Objectives Obesity as measured by body mass index (BMI) is one of the major risk factors for osteoarthritis. In addition, genetic overlap has been reported between osteoarthritis and normal adult height variation. We investigated whether this relationship is due to a shared genetic aetiology on a genome-wide scale.

Methods We compared genetic association summary statistics (effect size, p value) for BMI and height from the GIANT consortium genome-wide association study (GWAS) with genetic association summary statistics from the arcOGEN consortium osteoarthritis GWAS. Significance was evaluated by permutation. Replication of osteoarthritis association of the highlighted signals was investigated in an independent dataset. Phenotypic information of height and BMI was accounted for in a separate analysis using osteoarthritis-free controls.
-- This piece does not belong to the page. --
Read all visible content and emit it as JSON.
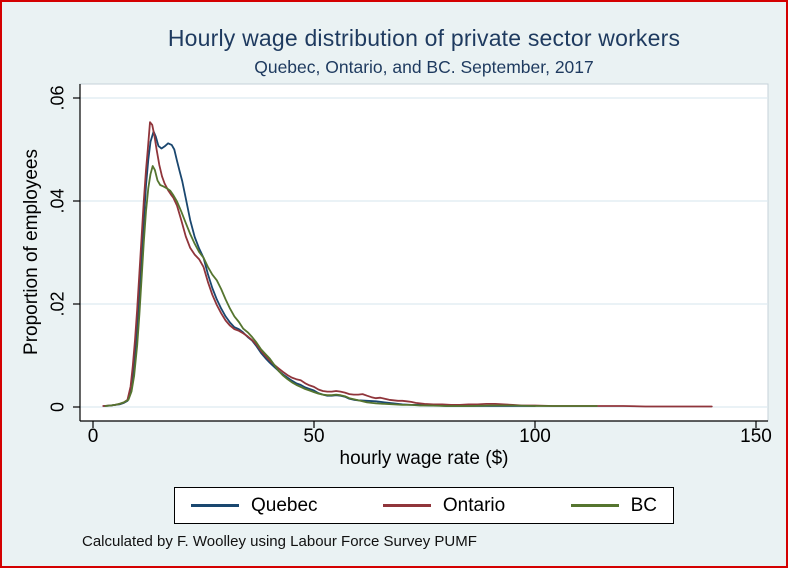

Results We found significant overlap between osteoarthritis and height (p=3.3×10−5 for signals with p≤0.05) when the GIANT and arcOGEN GWAS were compared. For signals with p≤0.001 we found 17 shared signals between osteoarthritis and height and four between osteoarthritis and BMI. However, only one of the height or BMI signals that had shown evidence of association with osteoarthritis in the arcOGEN GWAS was also associated with osteoarthritis in the independent dataset: rs12149832, within the FTO gene (combined p=2.3×10−5). As expected, this signal was attenuated when we adjusted for BMI.

Conclusions We found a significant excess of shared signals between both osteoarthritis and height and osteoarthritis and BMI, suggestive of a common genetic aetiology. However, only one signal showed association with osteoarthritis when followed up in a new dataset.